Yeah, and I like the pattern about reading lists. So, we’ve talked about looking in the bibliographies to construct a list or just looking up a list that someone else has made, and you can ask your mentor what kind of list to make, but in this pattern is says, “Hey, this is your list. So, you don’t have to do it in any certain order. There may be some books that seem interesting at one point but no longer do, so they might fall off your list, and so you can reorder your list any time and try to read the right book at the right time, depending on what interests you.
As a super relevant tad side-bit. I thought it was quite comedic that the link to the bookshelf.org website that is referenced in the reading list chapter is to a compromised wordpress blog, or what is presently a compromised wordpress blog.
Yeah, I found a lot of broken links.
Which goes to show, always update your wordpress instance.
With a lot of these things though I’ve noticed I can usually Google the author and the name of the article and find it somewhere online.
Speaking of broken links, actually the online version of this book was taken down over the past week as well, so thank goodness for archive.org.
Yeah. I’m surprised because this book has been available as long as I’ve known… At least 4 years.
I don’t know what the choice was for that.
Maybe they knew we were making this podcast.
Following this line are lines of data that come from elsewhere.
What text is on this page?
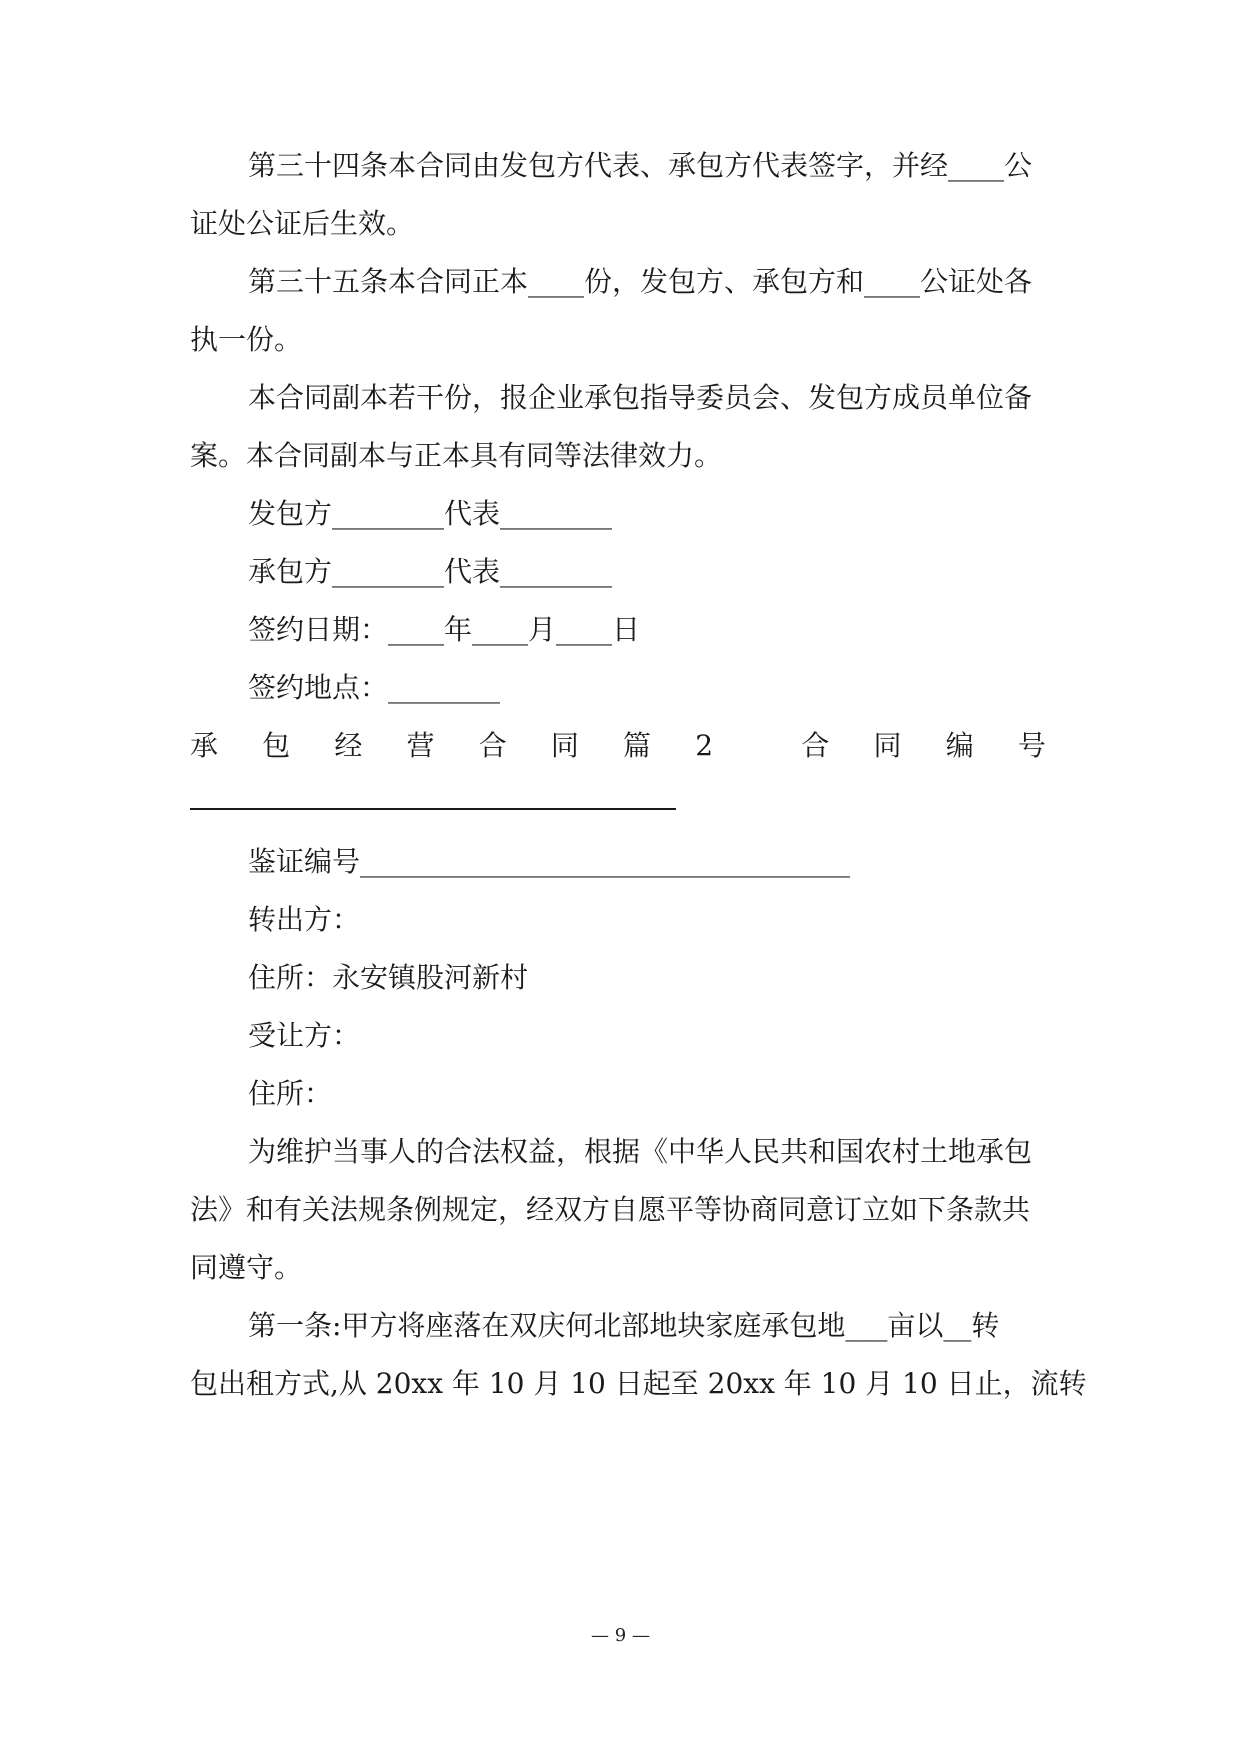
第三十四条本合同由发包方代表、承包方代表签字，并经____公
证处公证后生效。
第三十五条本合同正本____份，发包方、承包方和____公证处各
执一份。
本合同副本若干份，报企业承包指导委员会、发包方成员单位备
案。本合同副本与正本具有同等法律效力。
发包方________代表________
承包方________代表________
签约日期：____年____月____日
签约地点：________
承 包 经 营 合 同 篇 2	合 同 编 号
鉴证编号___________________________________
转出方：
住所：永安镇股河新村
受让方：
住所：
为维护当事人的合法权益，根据《中华人民共和国农村土地承包
法》和有关法规条例规定，经双方自愿平等协商同意订立如下条款共
同遵守。
第一条:甲方将座落在双庆何北部地块家庭承包地___亩以__转
包出租方式,从 20xx 年 10 月 10 日起至 20xx 年 10 月 10 日止，流转
— 9 —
Let’s take off the tin foil hats.
So, diving into the “Read Constantly” pattern, I thought one interesting thing I saw that may seem obvious afterwards is that it says emphasize books over blogs, and this is something that I can find myself guilty of where I will be on, say Hacker news and cruising through all of these articles and feeling like, “Yeah, I am just soaking it up and doing the firehose thing.” And in fact, though, I can go and do that and then turn around an hour later and look back and say, “Actually, I don’t really remember much of anything in that. I was just kinda cruising through some of those things.” I think, for me, one of the benefits of doing a book is that it keeps me in that same context for a longer period of time than a blog post can often do. I mean, there are exceptions, there are exceptional blog posts, but books, I definitely feel like help me lock in the knowledge a bit more.
Yeah. I agree, and I think one of the big distinctions between books and blogs is that books go through numerous editors before they’re published so you get text that’s less opinionated and more nuanced and objective than you would in a blog that somebody might have written and had a couple of friends review and posted out there. Which is not to say that there’s anything wrong with blogs, obviously I think they’re wonderful, but I think books can definitely be a little bit more objective and useful because there’s been that rigor in the editing and production process.
You don’t see too many books that are named, like, “Is React dying?”
I like the part here that says keep a slim book with you at all times, because that’s what I’ve been doing as I’ve been reading this book.
It’s always nice when the patterns reinforce your habits.
It says that we should also have our next book queued up and purchased, and I guess for this club we’re on top of it.
Actually I was a little bit reflective on this. It’s like, “Great! We are doing some of the things that recommended to us by this book, simply by having this book club.” Actually, a lot of these patterns relate back to being in a book discussion group, simply because we’re giving ourselves feedback loops on things and taking questions that we have about something and putting them up to each other to see, “Did I understand this in the same way that you did?” So, good on us for doing BookBytes.